A 16 year-old Marlborough Girls' College student will be representing the region next week at a national forum discussing how to make New Zealand smoke free.
Lamosa Tepu will be the only youth representative at the Otago University Smokefree Outdoor forum in Wellington on February 23, listening to lectures and discussing ideas with politicians and health experts on ways to make outdoor public places smoke free.
Lamosa has been youth advocate for Smokefree Marlborough since March and has a strong personal motivation to take on smoking as both her parents and her older brother smoke. Lamosa was part of a group of smokefree youth advocates who visited Bohally Intermediate school last year where she spoke about her family's history with smoking.
"I told them about my grandad and how he passed away. He had cancer in his neck. I told them about my mum, that she's my main project. She's been smoking since she was 12 or 13."
Last month her father was diagnosed with emphysema, caused by his smoking. The diagnosis has encouraged her brother to try and quit.
While Lamosa tried smoking once she did not like it and she said it was not hard being the only non-smoker in her family.
"My parents are proud of me and it's a boost of confidence since my whole family smokes saying `I don't and I don't want to be like them'."
Along with not smoking she is hoping to make another family first next year becoming the first member of her family to finish high school.
Being the only youth representative at the forum would be scary Lamosa said, but she would not be afraid to speak up if things were said she did not agree with.
It is not the first time Lamosa has spoken up to policy makers in Wellington.
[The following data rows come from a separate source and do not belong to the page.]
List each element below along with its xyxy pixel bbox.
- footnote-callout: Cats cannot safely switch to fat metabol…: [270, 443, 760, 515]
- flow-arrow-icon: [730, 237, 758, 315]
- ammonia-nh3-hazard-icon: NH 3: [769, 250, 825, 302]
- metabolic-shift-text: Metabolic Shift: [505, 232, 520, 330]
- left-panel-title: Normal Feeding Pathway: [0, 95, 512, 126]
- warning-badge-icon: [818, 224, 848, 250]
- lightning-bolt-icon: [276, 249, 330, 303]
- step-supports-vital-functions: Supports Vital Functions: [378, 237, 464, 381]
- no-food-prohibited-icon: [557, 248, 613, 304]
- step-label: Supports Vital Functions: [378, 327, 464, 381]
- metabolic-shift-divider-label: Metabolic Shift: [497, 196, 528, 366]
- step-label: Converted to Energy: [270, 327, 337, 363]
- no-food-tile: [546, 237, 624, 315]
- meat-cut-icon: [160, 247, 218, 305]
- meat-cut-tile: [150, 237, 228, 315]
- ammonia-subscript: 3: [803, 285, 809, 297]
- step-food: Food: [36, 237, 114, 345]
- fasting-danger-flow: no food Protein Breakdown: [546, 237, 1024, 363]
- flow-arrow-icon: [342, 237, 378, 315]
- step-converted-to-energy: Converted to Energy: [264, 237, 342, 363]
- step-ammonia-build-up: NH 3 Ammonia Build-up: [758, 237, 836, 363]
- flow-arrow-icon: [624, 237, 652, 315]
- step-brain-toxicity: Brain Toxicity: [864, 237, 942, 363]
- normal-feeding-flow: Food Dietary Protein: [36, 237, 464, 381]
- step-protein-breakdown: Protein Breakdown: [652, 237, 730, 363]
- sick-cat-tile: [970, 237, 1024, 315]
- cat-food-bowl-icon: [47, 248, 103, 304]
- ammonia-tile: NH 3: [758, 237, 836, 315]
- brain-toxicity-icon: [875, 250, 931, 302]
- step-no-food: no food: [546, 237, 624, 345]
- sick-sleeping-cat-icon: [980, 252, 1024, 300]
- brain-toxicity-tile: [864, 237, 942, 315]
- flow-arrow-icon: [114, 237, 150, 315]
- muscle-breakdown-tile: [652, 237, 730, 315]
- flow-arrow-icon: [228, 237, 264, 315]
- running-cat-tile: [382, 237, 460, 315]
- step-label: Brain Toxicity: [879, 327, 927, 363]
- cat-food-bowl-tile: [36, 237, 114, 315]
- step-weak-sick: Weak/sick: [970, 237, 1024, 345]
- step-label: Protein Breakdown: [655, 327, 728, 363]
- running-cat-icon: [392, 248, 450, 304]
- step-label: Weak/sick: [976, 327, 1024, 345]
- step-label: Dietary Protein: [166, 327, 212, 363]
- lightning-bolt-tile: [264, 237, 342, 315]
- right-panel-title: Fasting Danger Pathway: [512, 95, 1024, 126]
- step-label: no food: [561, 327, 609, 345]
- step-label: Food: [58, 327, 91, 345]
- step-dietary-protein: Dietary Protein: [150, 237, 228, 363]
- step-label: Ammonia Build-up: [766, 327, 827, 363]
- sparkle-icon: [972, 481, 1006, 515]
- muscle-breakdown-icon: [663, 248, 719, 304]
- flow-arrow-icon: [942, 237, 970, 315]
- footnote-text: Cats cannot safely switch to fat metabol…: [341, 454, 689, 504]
She was part of a group of Marlborough youth smokefree advocates who wrote a rap about the dangers of smoking, which they performed for associate health minister Tariana Turia last year.
She is also part of the Marlborough District Council working group discussing ways to educate and encourage Marlburians to make public places smoke free.
When she finishes at school Lamosa plans to do a business and administration course and to carry on with her advocacy.
She will attend the forum with council reserves and amenities officer Robert Hutchinson and Cancer Society health promoter Teresa Goza.
Her trip is being funded by the Cancer Society and the Nelson Marlborough District Health.
Lamosa was the perfect representative for the smokefree campaign, Teresa said.
"In terms of uptake of smoking the biggest take up is from teenage Maori and Pacific Island girls from low socio-economic back grounds. She's our target audience."
However, Teresa said Lamosa was far more than a figure head and despite her age she was a powerful smokefree advocate.
"When she speaks the whole room goes quiet. She has the ability to make adults listen and policymakers change their decisions."The forum would be a great opportunity for Lamosa and an example for other young people.
"It's about leadership. This is not just health professionals imposing policies, it's about growing our kids," Teresa said.